A major goal of rare-event simulation is to estimate tiny probabilities that are triggered by rare but catastrophic events (Bucklew 2004; Juneja and Shahabuddin 2006; Rubino and Tuffin 2009). This problem has been of wide interest to various application areas such as queueing systems (Dupuis et al. 2007; Dupuis and Wang 2009; Blanchet et al. 2009; Blanchet and Lam 2014; Kroese and Nicola 1999; Ridder 2009; Sadowsky 1991; Szechtman and Glynn 2002), communication networks (Kesidis et al. 1993), finance (Glasserman 2003; Glasserman and Li 2005; Glasserman et al. 2008) and insurance (Asmussen 1985; Asmussen and Albrecher 2010). In recent years, with the extensive development of machine learning and artificial intelligence, rare-event simulation is also applied to evaluate the robustness of machine learning predictors (Webb et al. 2018; Bai et al. 2022) or quantify the risk of intelligent physical systems (Huang et al. 2017; O'Kelly et al. 2018; Zhao et al. 2016; Zhao et al. 2017; Arief et al. 2021).
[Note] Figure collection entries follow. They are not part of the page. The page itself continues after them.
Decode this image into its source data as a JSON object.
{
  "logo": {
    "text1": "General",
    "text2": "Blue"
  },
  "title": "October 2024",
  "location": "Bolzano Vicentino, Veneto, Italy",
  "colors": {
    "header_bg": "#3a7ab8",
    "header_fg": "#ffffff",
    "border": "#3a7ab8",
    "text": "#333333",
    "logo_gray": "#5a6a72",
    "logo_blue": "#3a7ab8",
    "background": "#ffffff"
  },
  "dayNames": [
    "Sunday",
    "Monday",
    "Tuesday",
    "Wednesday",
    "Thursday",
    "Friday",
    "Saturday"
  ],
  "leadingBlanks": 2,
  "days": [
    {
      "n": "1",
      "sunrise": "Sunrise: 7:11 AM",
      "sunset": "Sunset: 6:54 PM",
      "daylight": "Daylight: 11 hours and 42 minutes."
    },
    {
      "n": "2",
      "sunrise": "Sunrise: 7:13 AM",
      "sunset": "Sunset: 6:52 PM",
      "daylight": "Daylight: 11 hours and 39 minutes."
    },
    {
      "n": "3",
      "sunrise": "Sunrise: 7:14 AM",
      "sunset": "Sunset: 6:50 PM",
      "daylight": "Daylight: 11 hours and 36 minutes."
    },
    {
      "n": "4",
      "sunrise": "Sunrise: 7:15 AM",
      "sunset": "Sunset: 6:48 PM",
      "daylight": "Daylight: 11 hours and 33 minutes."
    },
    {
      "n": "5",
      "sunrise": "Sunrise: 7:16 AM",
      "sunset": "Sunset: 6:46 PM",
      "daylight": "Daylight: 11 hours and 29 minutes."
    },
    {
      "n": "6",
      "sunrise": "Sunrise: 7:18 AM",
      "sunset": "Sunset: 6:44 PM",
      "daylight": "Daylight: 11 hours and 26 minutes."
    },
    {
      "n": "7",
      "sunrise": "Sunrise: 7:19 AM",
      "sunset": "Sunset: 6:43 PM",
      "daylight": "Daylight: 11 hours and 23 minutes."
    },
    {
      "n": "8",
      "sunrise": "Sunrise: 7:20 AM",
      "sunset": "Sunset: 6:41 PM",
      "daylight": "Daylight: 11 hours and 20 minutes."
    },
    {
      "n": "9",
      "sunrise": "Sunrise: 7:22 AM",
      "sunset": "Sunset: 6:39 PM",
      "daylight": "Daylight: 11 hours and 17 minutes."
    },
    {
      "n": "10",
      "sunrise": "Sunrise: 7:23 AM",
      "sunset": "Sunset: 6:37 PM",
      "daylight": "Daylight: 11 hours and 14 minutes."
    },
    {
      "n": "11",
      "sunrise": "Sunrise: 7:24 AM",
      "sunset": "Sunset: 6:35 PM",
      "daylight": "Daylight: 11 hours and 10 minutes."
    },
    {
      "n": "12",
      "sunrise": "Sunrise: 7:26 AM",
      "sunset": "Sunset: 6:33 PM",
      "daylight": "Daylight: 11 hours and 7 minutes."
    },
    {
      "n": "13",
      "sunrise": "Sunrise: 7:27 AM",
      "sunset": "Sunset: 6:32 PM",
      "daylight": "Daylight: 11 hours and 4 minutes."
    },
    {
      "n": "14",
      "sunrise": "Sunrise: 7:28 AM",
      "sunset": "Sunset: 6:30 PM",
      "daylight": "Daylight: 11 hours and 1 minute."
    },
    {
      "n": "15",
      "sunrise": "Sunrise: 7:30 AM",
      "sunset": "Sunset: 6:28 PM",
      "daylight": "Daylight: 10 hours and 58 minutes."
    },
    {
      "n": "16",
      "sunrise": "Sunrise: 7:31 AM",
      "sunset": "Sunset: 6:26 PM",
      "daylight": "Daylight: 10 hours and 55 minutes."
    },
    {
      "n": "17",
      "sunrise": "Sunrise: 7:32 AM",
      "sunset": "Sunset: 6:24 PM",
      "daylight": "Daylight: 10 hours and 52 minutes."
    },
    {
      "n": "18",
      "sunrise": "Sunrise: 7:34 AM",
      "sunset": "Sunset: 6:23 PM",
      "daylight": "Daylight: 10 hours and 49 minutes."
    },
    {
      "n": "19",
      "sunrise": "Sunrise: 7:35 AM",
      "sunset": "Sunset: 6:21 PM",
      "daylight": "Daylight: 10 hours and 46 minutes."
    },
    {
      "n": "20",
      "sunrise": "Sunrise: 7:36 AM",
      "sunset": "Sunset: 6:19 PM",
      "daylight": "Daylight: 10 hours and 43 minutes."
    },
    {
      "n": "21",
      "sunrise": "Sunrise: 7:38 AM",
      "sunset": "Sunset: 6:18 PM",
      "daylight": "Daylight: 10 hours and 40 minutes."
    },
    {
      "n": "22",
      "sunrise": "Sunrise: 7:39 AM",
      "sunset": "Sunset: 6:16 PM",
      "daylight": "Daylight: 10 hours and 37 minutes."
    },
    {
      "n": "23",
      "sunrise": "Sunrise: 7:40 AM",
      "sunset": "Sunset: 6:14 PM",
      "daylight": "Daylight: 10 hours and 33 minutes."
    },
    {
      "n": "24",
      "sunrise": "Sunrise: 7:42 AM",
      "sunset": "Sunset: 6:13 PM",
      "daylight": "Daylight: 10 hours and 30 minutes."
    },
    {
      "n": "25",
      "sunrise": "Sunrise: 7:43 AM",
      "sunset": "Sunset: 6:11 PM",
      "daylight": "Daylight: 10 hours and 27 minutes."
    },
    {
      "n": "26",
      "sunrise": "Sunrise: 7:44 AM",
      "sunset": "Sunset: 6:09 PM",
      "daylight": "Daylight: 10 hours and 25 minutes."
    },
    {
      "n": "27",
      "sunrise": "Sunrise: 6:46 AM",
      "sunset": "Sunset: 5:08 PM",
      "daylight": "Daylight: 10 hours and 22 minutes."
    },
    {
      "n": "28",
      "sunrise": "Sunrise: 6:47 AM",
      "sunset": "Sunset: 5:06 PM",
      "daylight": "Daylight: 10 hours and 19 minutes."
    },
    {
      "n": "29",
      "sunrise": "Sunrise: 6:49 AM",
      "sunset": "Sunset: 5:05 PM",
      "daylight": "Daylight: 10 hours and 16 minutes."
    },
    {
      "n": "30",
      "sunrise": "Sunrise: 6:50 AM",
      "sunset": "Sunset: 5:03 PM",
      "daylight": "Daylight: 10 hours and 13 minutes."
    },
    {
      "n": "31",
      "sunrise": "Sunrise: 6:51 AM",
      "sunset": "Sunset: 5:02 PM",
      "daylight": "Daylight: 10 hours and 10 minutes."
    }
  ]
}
In using Monte Carlo (MC) to estimate rare-event probabilities, a main challenge is that, by its own nature, the target rare events seldom occur in the simulation experiments. Since sufficient hits on the target events are required to achieve meaningfully accurate estimation, this makes crude MC computationally costly as the required simulation size to attain enough accuracy becomes enormous.